Posted: February 1st, 2023

Function and mechanism of Peptidyltransferase

Working of Peptidyltransferase
Peptidyltransferase center (PTC) is the point where peptide formation occurs. It is located on the 50S subunit of the ribosome and is purely composed of RNA (ribozyme). The chemistry behind the peptide bond formation is as follows:

Step 1: Amino group is deprotonated

Step 2: Tetrahedral intermediate with zwitterion is formed as a result of a nucleophilic attack.

Step 3: Generation of negatively charged intermediate with the second deprotonation.

Step 4: Formation of the product followed by protonation of oxygen leaving the group.

The following two points can explain the mechanism of peptide bond formation:

General acid-base catalysis: It facilitates the activation of the weak nucleophile (NH3+) and stabilizes the low leaving group (O-). At A site, aminoacylated tRNA is attached to initiate the peptide bond formation.

Substrate positioning: Ribosome selects its substrate, i.e., aminoacyl-tRNA, rapidly and accurately. It then starts the catalysis to initiate the peptide bond formation from incoming amino acids. By lowering the activation energy of the reaction, the ribosome accelerates the construction of a peptide bond owing to the positioning of two substrates: allowing water to come at the active site and providing an electrostatic network to stabilize the intermediates formed during the reaction. Once the two substrates come near one another in the correct orientation, peptide bind formation takes place.

In a prokaryotic organism, 23S component of 50S ribosomal unit contains the peptidyltransferase activity, lying at the A- and O- site of the tRNAs. In the eukaryotic organisms, the 28S component of the 60S ribosomal subunit has the peptidyltransferase activity that also acts as a ribozyme.

Function and mechanism of Peptidyltransferase
Peptidyltransferase functions by speeding the rate of reaction followed by the lowering in activation energy. It provides the proper orientation of the reactants to form products. The enzyme does so by bringing the reactants close together to increase the collision resulting in the product formation. It also helps in getting the substrate in proper orientation, hence increasing the probability and assuring the mechanism to take place, leading to the formation of the desired product.

Mechanism of action of peptidyltransferase can be explained stepwise as follows:

The nucleophilic attack is triggered by the amino acid present at the A site on the ester carbon located on the P site of the tRNA.

Tetrahedral intermediate is created as a result of the nucleophilic attack.

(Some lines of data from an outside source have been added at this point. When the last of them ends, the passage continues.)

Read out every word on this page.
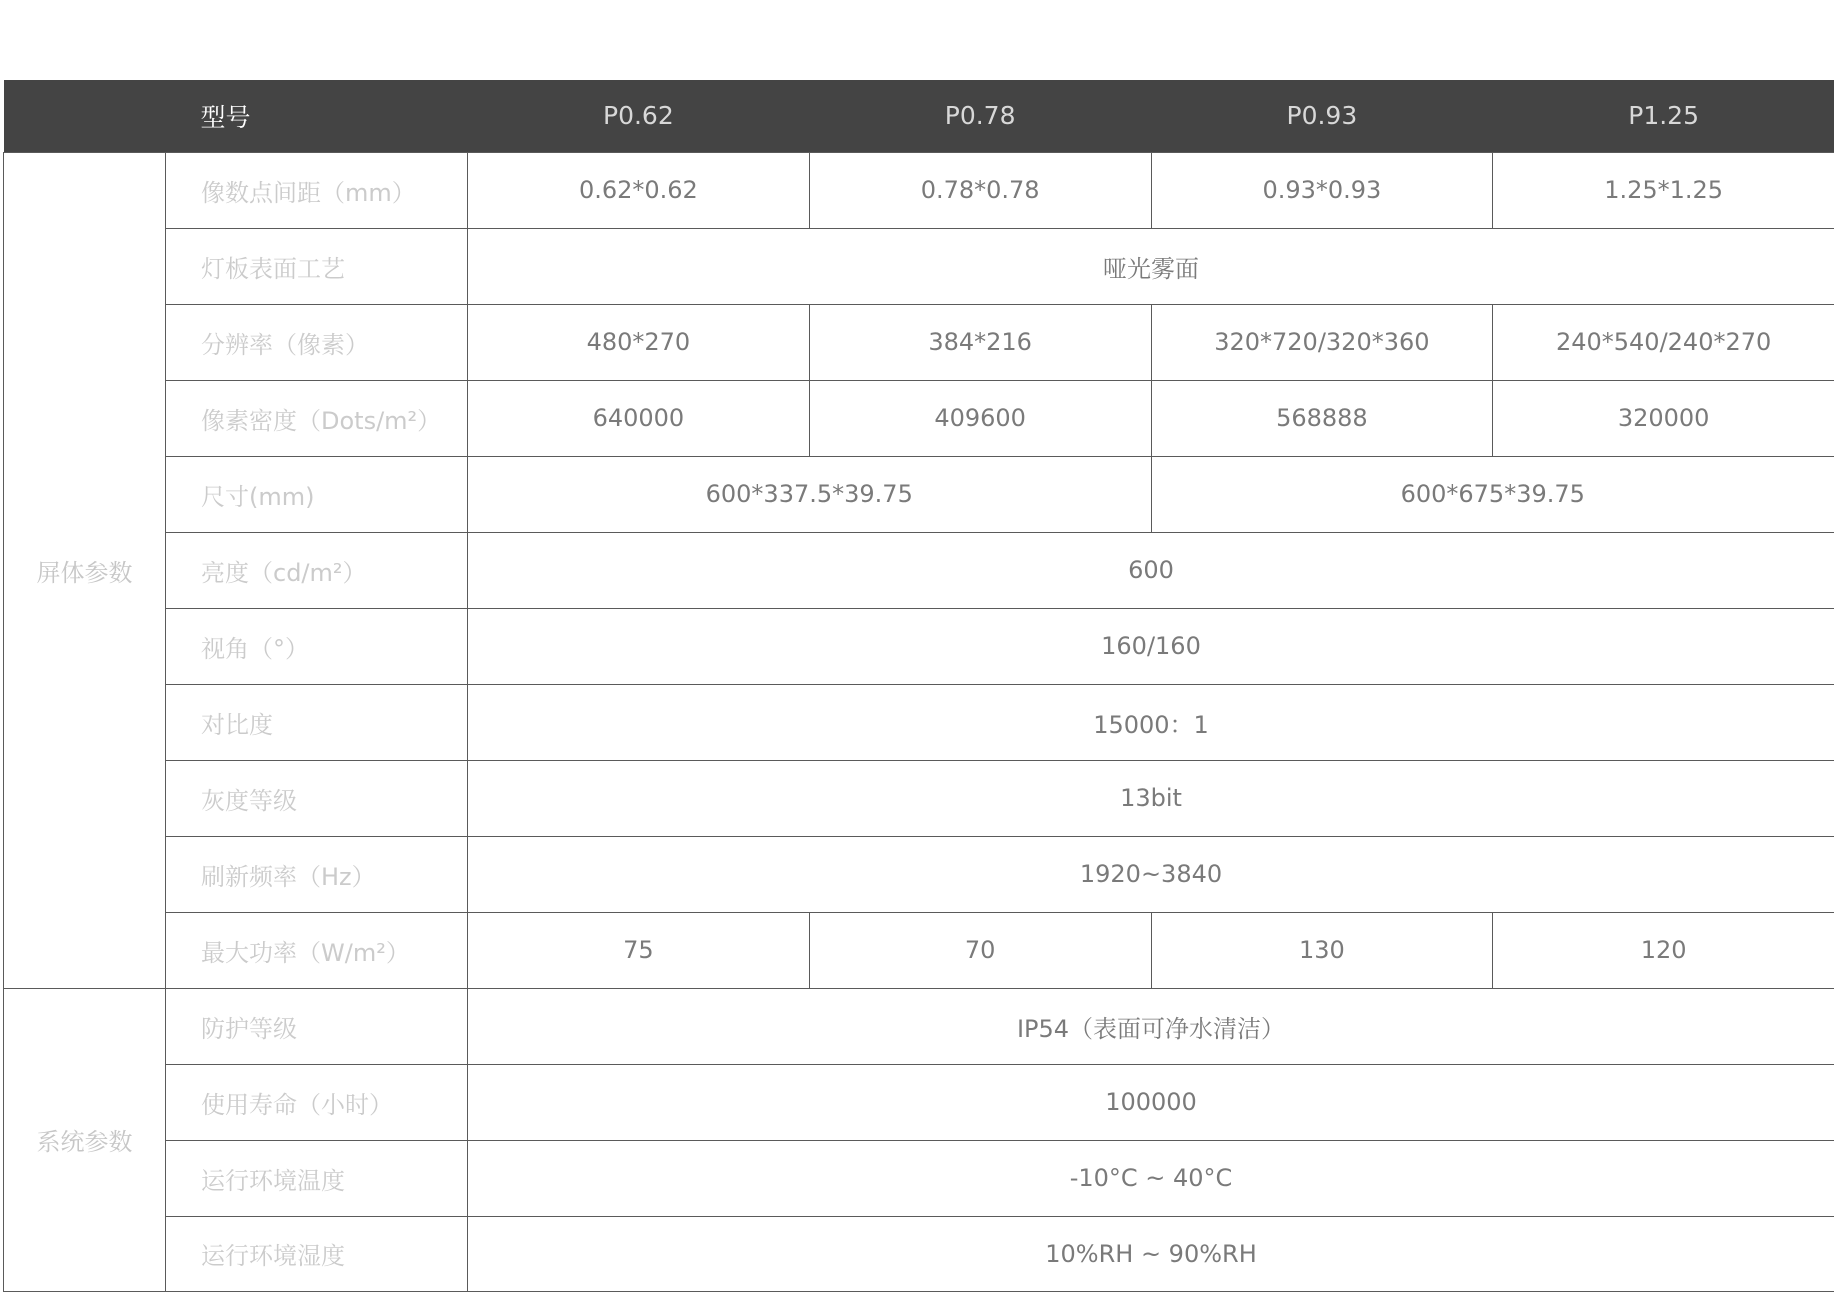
	型号	P0.62	P0.78	P0.93	P1.25
屏体参数	像数点间距（mm）	0.62*0.62	0.78*0.78	0.93*0.93	1.25*1.25
	灯板表面工艺	哑光雾面			
	分辨率（像素）	480*270	384*216	320*720/320*360	240*540/240*270
	像素密度（Dots/m²）	640000	409600	568888	320000
	尺寸(mm)	600*337.5*39.75		600*675*39.75	
	亮度（cd/m²）	600			
	视角（°）	160/160			
	对比度	15000：1			
	灰度等级	13bit			
	刷新频率（Hz）	1920~3840			
	最大功率（W/m²）	75	70	130	120
系统参数	防护等级	IP54（表面可净水清洁）			
	使用寿命（小时）	100000			
	运行环境温度	-10°C ~ 40°C			
	运行环境湿度	10%RH ~ 90%RH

Water residue is present in the active site of the tetrahedral intermediate.

The formation of tetrahedral intermediate gives rise to oxyanion with negative charge owing to the extra electron present on the oxygen.

This gives hydrogen of the water an extra positive charge that helps in stabilizing the tetrahedral intermediate consisting of oxyanion.

Tetrahedral intermediate collapses, leading to the reformation of carbonyl bond.

This results in the loss of ribose ring present at the P site of the tRNA (leaving group).

When this leaving group is released, the proton is taken out of the water. This further abstracts the proton included in the amine group of amino acid.

In the end, non-acylatedtRNAremains at the P site and the growing chain of the peptide, including the extra amino acid remains attached to the 3’ OH group at the A site of the tRNA with the ester linkage.